The Southeast Asian nation is still three years away from a general election, but acrimony between the two as they jockey for position is threatening to plunge the country back into political conflict.
A Cambodian court on Friday issued an arrest warrant related to an old defamation case for which Sam Rainsy had already received a royal pardon. The opposition party denounced the warrant as politically motivated.
Parliament stripped Sam Rainsy of the immunity that comes with his position in parliament on Monday.
Sam Rainsy had been due to arrive in Phnom Penh from South Korea on Monday. He would be arrested on arrival, said government spokesman Phay Siphan.
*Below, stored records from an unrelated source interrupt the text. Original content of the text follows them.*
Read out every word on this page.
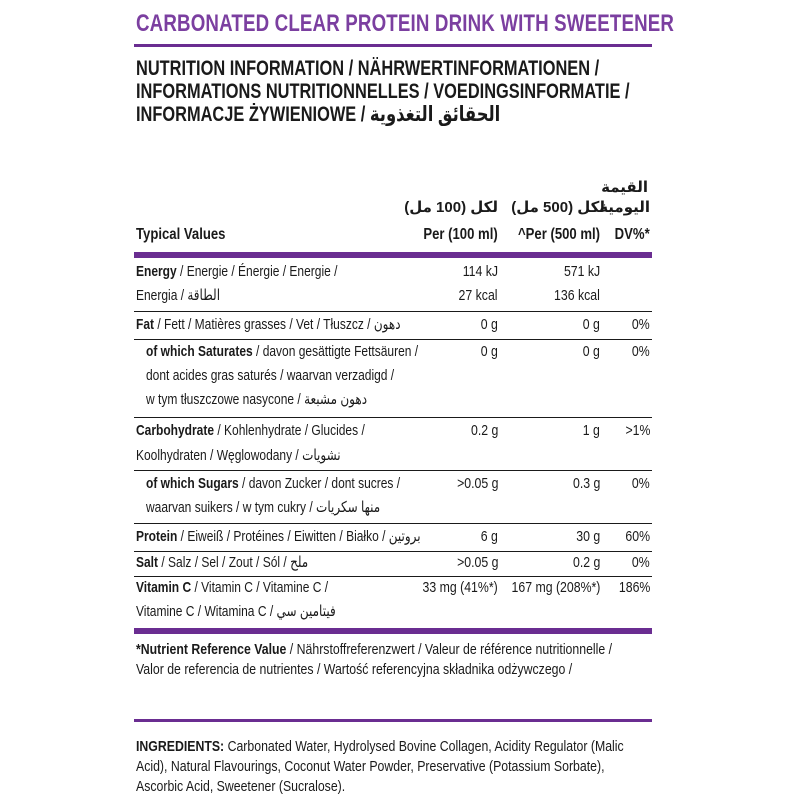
CARBONATED CLEAR PROTEIN DRINK WITH SWEETENER
NUTRITION INFORMATION / NÄHRWERTINFORMATIONEN /
INFORMATIONS NUTRITIONNELLES / VOEDINGSINFORMATIE /
INFORMACJE ŻYWIENIOWE / الحقائق التغذوية
لكل (100 مل) لكل (500 مل)
القيمة
اليومية
Typical Values	Per (100 ml)	^Per (500 ml) DV%*
Energy / Energie / Énergie / Energie /
Energia / الطاقة
114 kJ	571 kJ
27 kcal	136 kcal
Fat / Fett / Matières grasses / Vet / Tłuszcz / دهون	0 g	0 g 0%
of which Saturates / davon gesättigte Fettsäuren /
dont acides gras saturés / waarvan verzadigd /
w tym tłuszczowe nasycone / دهون مشبعة
0 g	0 g 0%
Carbohydrate / Kohlenhydrate / Glucides /
Koolhydraten / Węglowodany / نشويات
0.2 g	1 g	>1%
of which Sugars / davon Zucker / dont sucres /
waarvan suikers / w tym cukry / منها سكريات
>0.05 g	0.3 g 0%
Protein / Eiweiß / Protéines / Eiwitten / Białko / بروتين	6 g	30 g	60%
Salt / Salz / Sel / Zout / Sól / ملح	>0.05 g	0.2 g 0%
Vitamin C / Vitamin C / Vitamine C /
Vitamine C / Witamina C / فيتامين سي
33 mg (41%*) 167 mg (208%*)	186%
*Nutrient Reference Value / Nährstoffreferenzwert / Valeur de référence nutritionnelle /
Valor de referencia de nutrientes / Wartość referencyjna składnika odżywczego /
INGREDIENTS: Carbonated Water, Hydrolysed Bovine Collagen, Acidity Regulator (Malic
Acid), Natural Flavourings, Coconut Water Powder, Preservative (Potassium Sorbate),
Ascorbic Acid, Sweetener (Sucralose).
“There won’t be any political compromise because he has lost all political status,” Phay Siphan said.
But Sam Rainsy said on the Facebook page that he had delayed his journey after talking to colleagues in Cambodia and a “number of international pro-democracy organizations” which suggested he arrive in daylight.
“...and that I should also leave some time for diplomatic intervention to materialise with the objective of reaching a peaceful solution to the recent escalation of violence in Cambodia,” he said.
He would fly to Cambodia “in the next few days”, he added.
The warrant for his arrest was issued a day after self-styled strongman Hun Sen, in power for more than 30 years, threatened a lawsuit against Sam Rainsy for comments he made abroad about the election.
Sam Rainsy called on the international community to ensure that Hun Sen sticks to the election timetable and not use the deteriorating political situation to delay the vote.
Hun Sen has warned that an election victory for the opposition in 2018 would see a return to civil war.
Robust economic growth, jobs creation and sustained peace for an impoverished country roiled by decades of civil war, including under Pol Pot’s 1975-79 “killing fields” regime, have ensured Hun Sen’s continued re-election, although experts say he now faces a strong challenge from a rejuvenated opposition popular among urban youth.
Sam Rainsy’s Cambodia National Rescue Party ended a year-long parliamentary boycott after a deal in July 2014 with Hun Sen’s long-ruling Cambodian People’s Party that granted a series of concessions to the opposition party.
The deal fell apart after a year, when opposition party lawmakers were jailed for insurrection for their role in a protest.